C2N's amyloid- and tau-detecting Alzheimer's blood test outperforms other screening tools in 2 studies

Late last year, C2N Diagnostics unveiled the second generation of its liquid biopsy technology to screen for Alzheimer’s disease, and now, it’s putting that blood test to the test.

The company presented a pair of studies of the PrecivityAD2 test at the annual AD/PD conference—which focuses on new findings surrounding Alzheimer’s and Parkinson’s diseases and concluded earlier this month—both highlighting the test’s ability to measure amyloid plaques in the brain, a telltale sign of the development of Alzheimer’s.

The original PrecivityAD test used mass spectrometry to measure amyloid beta 42 and 40 and to look for apolipoprotein E (ApoE), another potential indicator of Alzheimer’s. C2N’s algorithms then used the patient’s resulting Aβ42/40 ratio and ApoE genotype to calculate their amyloid probability score, or APS, suggesting the likelihood that they had Alzheimer’s or were at risk of developing the disease—though follow-up testing was required to make a definitive diagnosis.

The expanded version of C2N’s blood test, meanwhile, combines the Aβ42/40 ratio with another ratio, this one comparing the presence of phosphorylated and non-phosphorylated tau217. The company has said that adding tau into the mix improves the test’s ability to determine whether a patient is positive or negative for brain amyloid plaques, results that are expressed as APS2.

Though the first PrecivityAD test is already available via prescription in almost every U.S. state, PrecivityAD2 is still marked for research use only.

The first of the two studies, according to a release from C2N earlier this month, was conducted on just over 300 Swedish patients who were showing symptoms of cognitive impairment, each of whom was given the PrecivityAD2 test alongside either a cerebrospinal fluid analysis or an amyloid PET scan, two of the current standards for Alzheimer’s screening.

Not only did the blood tests’ APS2 results achieve an area under the curve of 94% when compared to the results of the other tests, but they also helped improve doctors’ diagnoses: According to C2N, when the APS2 results weren’t factored into the diagnostic process, primary care doctors accurately diagnosed symptomatic cases of Alzheimer’s only 60% of the time, resulting in an overdiagnosis of 23% of patients and an underdiagnosis of 17%.

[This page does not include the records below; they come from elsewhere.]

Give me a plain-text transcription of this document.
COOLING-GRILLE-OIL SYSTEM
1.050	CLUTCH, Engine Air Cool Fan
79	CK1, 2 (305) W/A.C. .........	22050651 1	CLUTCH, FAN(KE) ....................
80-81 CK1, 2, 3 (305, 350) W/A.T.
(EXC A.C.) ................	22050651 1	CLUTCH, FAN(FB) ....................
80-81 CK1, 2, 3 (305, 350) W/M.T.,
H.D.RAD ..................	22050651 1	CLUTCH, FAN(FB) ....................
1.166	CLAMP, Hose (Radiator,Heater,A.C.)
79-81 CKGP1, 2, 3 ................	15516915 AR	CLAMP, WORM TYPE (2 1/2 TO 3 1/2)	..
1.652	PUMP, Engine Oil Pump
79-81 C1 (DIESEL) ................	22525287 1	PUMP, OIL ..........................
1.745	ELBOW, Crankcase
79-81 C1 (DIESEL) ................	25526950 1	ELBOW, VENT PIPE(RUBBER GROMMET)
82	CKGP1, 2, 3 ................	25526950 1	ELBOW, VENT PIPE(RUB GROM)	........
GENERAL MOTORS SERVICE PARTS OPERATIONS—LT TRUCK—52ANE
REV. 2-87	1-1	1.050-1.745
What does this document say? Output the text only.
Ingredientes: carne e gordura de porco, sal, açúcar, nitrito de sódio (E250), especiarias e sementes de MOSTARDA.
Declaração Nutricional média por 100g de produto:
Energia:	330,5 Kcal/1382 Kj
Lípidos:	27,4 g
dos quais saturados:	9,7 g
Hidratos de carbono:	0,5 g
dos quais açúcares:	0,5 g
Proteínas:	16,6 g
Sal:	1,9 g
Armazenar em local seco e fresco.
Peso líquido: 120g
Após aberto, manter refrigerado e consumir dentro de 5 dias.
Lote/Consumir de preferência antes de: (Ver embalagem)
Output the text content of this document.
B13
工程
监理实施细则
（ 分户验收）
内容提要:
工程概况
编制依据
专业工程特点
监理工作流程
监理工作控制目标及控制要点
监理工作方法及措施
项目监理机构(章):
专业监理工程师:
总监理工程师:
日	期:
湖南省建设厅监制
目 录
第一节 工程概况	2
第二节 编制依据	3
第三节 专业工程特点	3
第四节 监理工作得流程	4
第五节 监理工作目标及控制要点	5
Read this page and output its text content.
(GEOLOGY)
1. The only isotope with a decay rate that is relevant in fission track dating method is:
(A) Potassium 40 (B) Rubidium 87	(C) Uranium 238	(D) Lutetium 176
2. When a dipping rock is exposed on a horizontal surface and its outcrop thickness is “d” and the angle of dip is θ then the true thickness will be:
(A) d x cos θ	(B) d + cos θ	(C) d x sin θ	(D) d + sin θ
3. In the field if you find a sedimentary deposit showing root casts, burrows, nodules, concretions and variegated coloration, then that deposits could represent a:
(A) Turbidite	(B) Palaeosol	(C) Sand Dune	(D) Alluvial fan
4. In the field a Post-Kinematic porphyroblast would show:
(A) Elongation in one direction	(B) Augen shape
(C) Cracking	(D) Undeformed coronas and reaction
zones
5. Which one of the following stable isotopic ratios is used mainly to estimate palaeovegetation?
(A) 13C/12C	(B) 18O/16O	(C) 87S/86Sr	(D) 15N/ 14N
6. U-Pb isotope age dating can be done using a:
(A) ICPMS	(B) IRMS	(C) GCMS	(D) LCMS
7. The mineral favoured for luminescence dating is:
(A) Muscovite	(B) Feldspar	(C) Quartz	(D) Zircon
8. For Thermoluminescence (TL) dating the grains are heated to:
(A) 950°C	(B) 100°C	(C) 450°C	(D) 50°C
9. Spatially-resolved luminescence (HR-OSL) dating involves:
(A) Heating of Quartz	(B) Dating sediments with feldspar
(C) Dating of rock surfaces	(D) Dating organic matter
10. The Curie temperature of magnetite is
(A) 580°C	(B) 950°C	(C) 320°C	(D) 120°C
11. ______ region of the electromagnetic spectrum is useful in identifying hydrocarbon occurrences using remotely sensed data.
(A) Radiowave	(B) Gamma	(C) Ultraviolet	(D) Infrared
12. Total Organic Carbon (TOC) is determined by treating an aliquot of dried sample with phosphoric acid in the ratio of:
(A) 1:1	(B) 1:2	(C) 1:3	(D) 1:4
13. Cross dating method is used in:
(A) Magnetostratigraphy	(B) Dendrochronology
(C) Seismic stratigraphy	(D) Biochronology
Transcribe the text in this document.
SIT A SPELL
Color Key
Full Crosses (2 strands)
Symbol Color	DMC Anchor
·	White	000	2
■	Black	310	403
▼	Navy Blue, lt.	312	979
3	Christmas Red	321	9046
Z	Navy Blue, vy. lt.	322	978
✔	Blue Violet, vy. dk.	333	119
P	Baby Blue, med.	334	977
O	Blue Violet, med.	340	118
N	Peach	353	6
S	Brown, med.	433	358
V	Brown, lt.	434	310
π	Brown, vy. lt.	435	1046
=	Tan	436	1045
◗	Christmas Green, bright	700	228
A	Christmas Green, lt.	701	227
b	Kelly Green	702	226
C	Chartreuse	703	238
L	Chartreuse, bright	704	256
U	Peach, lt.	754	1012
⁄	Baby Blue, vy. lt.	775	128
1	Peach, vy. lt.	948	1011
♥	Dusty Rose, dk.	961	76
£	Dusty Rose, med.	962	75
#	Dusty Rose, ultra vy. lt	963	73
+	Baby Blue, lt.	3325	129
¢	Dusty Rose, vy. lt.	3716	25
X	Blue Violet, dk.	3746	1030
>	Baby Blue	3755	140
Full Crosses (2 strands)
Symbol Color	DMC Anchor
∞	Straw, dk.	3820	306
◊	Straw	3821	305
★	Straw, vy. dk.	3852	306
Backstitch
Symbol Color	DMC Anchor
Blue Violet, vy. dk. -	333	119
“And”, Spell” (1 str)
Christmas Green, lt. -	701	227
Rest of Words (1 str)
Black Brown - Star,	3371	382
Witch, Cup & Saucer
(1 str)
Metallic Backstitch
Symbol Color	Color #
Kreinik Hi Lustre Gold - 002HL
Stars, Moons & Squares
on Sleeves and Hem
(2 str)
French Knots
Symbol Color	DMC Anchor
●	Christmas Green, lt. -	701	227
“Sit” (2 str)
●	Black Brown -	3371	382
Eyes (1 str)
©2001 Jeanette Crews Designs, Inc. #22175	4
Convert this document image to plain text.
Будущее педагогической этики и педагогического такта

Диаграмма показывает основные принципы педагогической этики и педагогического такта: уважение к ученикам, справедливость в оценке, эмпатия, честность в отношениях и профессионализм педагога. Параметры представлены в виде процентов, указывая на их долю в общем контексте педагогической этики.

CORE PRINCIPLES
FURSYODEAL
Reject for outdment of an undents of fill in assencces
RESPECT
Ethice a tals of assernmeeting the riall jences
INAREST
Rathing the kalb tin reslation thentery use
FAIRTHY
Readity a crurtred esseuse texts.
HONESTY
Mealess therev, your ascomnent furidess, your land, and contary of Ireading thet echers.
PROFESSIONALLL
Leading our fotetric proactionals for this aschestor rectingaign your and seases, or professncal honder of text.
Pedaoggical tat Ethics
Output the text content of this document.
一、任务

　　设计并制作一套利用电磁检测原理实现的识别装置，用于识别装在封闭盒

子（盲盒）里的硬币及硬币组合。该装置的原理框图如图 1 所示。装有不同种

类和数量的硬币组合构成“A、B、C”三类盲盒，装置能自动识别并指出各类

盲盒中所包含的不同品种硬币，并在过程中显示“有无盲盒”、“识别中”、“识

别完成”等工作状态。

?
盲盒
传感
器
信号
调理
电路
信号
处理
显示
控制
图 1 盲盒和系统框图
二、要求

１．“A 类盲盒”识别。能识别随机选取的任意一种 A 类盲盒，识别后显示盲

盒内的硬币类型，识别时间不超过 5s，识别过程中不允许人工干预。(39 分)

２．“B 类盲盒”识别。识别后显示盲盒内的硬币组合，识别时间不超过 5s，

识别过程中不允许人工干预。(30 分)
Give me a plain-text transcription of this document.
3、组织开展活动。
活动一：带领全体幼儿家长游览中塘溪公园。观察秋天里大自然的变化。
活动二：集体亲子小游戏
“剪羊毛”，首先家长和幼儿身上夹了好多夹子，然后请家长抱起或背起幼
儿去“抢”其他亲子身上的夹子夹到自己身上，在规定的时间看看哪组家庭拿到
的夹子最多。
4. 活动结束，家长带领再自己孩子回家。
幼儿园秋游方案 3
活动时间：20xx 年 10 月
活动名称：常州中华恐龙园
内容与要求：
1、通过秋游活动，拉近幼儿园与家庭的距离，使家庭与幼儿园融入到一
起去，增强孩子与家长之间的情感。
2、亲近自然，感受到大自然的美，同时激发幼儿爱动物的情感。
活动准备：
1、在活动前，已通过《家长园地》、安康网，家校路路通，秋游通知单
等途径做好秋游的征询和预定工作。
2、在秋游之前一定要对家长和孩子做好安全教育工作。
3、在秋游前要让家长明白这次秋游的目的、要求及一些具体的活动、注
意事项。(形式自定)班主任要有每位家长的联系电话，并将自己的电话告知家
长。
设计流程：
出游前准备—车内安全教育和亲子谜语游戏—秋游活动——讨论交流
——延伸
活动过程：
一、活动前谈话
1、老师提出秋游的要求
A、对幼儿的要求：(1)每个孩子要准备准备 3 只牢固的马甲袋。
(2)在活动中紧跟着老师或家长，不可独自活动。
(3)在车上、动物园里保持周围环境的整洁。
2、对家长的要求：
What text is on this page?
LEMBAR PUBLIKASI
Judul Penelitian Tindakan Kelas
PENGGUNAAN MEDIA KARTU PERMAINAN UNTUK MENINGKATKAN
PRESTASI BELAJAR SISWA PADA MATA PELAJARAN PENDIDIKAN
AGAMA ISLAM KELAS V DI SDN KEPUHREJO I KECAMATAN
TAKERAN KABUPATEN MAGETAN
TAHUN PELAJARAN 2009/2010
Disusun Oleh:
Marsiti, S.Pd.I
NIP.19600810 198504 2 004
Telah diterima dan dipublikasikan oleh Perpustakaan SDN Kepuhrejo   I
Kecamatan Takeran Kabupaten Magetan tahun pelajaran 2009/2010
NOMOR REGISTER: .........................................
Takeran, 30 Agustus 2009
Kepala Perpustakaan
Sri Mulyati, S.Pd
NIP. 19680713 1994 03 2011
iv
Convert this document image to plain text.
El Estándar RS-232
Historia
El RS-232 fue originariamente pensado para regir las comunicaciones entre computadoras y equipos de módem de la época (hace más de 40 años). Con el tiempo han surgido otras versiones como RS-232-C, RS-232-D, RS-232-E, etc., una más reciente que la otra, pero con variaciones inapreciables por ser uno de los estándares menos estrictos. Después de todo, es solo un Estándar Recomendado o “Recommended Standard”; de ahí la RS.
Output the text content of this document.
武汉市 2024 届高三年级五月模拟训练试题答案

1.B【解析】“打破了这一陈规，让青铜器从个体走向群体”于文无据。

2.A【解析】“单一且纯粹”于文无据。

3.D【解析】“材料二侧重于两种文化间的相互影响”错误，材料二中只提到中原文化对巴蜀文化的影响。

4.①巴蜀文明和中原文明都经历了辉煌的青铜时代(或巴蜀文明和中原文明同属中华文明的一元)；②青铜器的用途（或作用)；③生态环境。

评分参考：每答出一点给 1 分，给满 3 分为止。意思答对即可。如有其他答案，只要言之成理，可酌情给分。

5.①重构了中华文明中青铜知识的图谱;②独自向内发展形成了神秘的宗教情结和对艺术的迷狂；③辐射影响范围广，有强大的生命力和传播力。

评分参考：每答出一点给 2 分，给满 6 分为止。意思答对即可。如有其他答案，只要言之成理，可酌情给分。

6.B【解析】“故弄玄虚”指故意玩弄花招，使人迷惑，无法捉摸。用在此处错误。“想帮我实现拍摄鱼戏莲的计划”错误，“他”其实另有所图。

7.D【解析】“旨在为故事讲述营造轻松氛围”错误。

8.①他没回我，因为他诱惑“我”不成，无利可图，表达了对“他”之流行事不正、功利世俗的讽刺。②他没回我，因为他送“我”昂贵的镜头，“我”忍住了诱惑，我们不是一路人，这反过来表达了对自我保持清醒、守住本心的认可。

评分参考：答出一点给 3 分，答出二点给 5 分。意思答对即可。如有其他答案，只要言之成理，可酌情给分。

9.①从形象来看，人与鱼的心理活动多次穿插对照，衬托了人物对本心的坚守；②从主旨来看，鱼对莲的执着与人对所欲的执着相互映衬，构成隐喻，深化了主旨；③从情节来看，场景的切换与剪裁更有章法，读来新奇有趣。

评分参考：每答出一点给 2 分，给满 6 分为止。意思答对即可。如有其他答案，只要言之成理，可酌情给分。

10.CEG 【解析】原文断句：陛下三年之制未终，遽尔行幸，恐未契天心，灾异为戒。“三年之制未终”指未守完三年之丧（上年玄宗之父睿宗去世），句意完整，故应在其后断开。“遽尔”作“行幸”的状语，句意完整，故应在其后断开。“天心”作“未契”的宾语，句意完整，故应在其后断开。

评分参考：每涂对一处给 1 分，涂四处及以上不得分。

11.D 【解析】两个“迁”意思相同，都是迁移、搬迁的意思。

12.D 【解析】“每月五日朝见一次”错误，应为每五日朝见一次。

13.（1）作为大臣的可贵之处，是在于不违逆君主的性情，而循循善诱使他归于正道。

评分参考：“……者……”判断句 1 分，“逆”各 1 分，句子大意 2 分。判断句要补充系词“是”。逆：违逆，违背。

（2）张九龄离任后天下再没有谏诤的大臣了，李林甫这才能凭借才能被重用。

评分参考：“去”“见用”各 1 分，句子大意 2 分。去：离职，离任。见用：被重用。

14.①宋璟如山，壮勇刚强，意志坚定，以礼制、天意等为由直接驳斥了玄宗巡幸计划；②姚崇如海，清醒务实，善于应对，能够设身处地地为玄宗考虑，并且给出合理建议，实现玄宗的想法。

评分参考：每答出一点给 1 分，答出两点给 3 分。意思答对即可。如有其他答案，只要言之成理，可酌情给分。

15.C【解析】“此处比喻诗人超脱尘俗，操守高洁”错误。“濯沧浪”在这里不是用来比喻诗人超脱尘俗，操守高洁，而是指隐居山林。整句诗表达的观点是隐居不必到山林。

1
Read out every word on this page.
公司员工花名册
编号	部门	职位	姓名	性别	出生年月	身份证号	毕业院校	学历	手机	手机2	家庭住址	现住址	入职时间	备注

“The primary care physicians’ diagnosis certainty with standard of care only was low, which highlights that they are completely aware that currently available diagnostic tools in primary care are not adequate. The results we’ve seen so far indicate that this can radically change with a blood test for AD,” Sebastian Palmqvist, M.D., Ph.D., a neurologist who helped lead the study said in the release, adding, “The PrecivityAD2 data represent the highest correlation data I’ve seen for a blood test against corresponding CSF biomarkers.”

The second study put the PrecivityAD2 test head-to-head with other blood biomarker tests for Alzheimer’s—but focused on individuals showing no signs of cognitive impairment.

The main component of the study used several of these blood tests to analyze Alzheimer’s risk in 281 cognitively unimpaired people. PrecivityAD2 scored the highest diagnostic accuracy of them all, per C2N, with an area under the curve of about 96% in detecting brain amyloid plaques.

The researchers then looked even further into the use of blood-based biomarkers to predict cognitive decline over time, by studying nearly 300 patients over an average of about eight years. They found that the p-tau217 ratio included in the PrecivityAD2 test served as the best predictor of cognitive decline, according to the test’s maker.